In the view of the SRU, blue hydrogen is not suitable as a so-called bridging technology, as this would require new infrastructure that would delay the long-term transformation to renewable energies.
Only green hydrogen can be produced without greenhouse gas emissions and sustainably. However, the production of green hydrogen has an environmental footprint as well. It consumes large amounts of renewable electricity and requires raw materials and land. Moreover, the additional water consumption can be a problem for arid regions. To limit negative environmental and social impacts, a certification system with ambitious sustainability criteria is necessary.

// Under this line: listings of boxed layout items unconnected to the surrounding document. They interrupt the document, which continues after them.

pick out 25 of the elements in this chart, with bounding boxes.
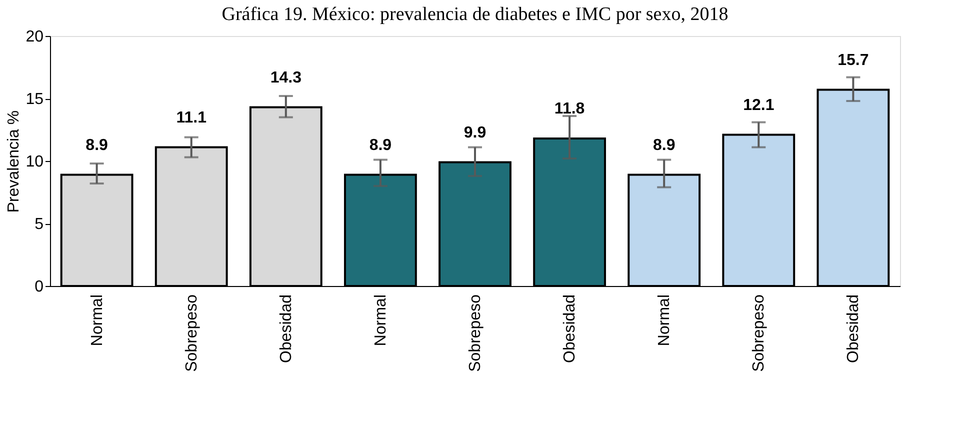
chart-title: Gráfica 19. México: prevalencia de diabetes e IMC por sexo, 2018 [222,4,728,25]
x-tick-label: Normal [656,294,674,346]
data-label: 12.1 [743,96,774,114]
x-tick-label: Obesidad [845,294,862,363]
x-tick-label: Obesidad [562,294,579,363]
data-label: 8.9 [86,136,108,154]
y-tick-label: 15 [26,91,44,108]
x-tick-label: Normal [372,294,390,346]
y-tick-label: 10 [26,154,44,170]
y-tick-label: 5 [34,216,44,233]
data-label: 11.8 [554,100,585,118]
x-tick-label: Sobrepeso [183,294,200,372]
y-tick-label: 0 [34,278,44,296]
data-label: 11.1 [176,109,207,126]
data-label: 8.9 [369,136,392,154]
x-tick-label: Sobrepeso [750,294,768,372]
data-label: 9.9 [464,124,486,142]
y-tick-label: 20 [26,28,44,46]
data-label: 15.7 [838,52,869,69]
data-label: 8.9 [652,136,676,154]
data-label: 14.3 [270,69,302,86]
y-axis-title: Prevalencia % [6,110,23,213]
x-tick-label: Sobrepeso [467,294,484,372]
x-tick-label: Normal [88,294,106,346]
x-tick-label: Obesidad [278,294,295,363]
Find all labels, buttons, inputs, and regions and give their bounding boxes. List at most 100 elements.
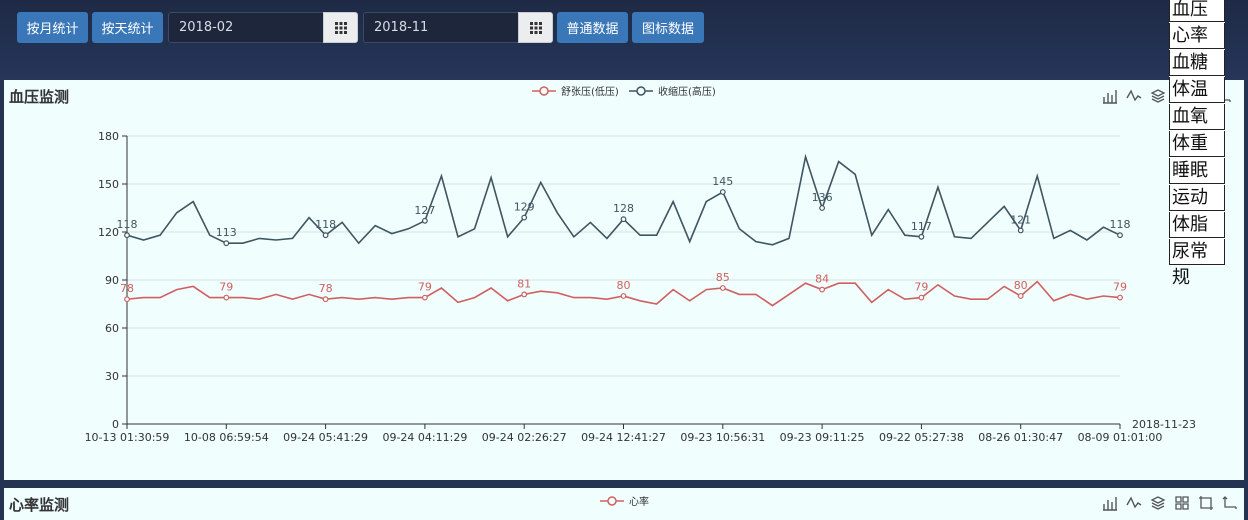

State support for green hydrogen and downstream products should be focused on the sectors in which its use is necessary for long-term decarbonisation. These include, above all, the chemical industry, the steel industry, and international shipping and aviation. For heating and passenger cars, however, the use of hydrogen is inefficient and significantly more expensive than direct electrification via heat pumps and battery-electric vehicles.
Infrastructure planning for hydrogen, natural gas and electricity should be more closely interlinked and aligned with climate targets. Long-term strategies for the phase-out of natural gas and oil should be laid down in order to avoid misinvestment in fossil technologies and to initiate the necessary transformation in all sectors.
This English-language publication summarises a comprehensive German-language statement on the role of hydrogen in climate protection in Germany published in June 2021.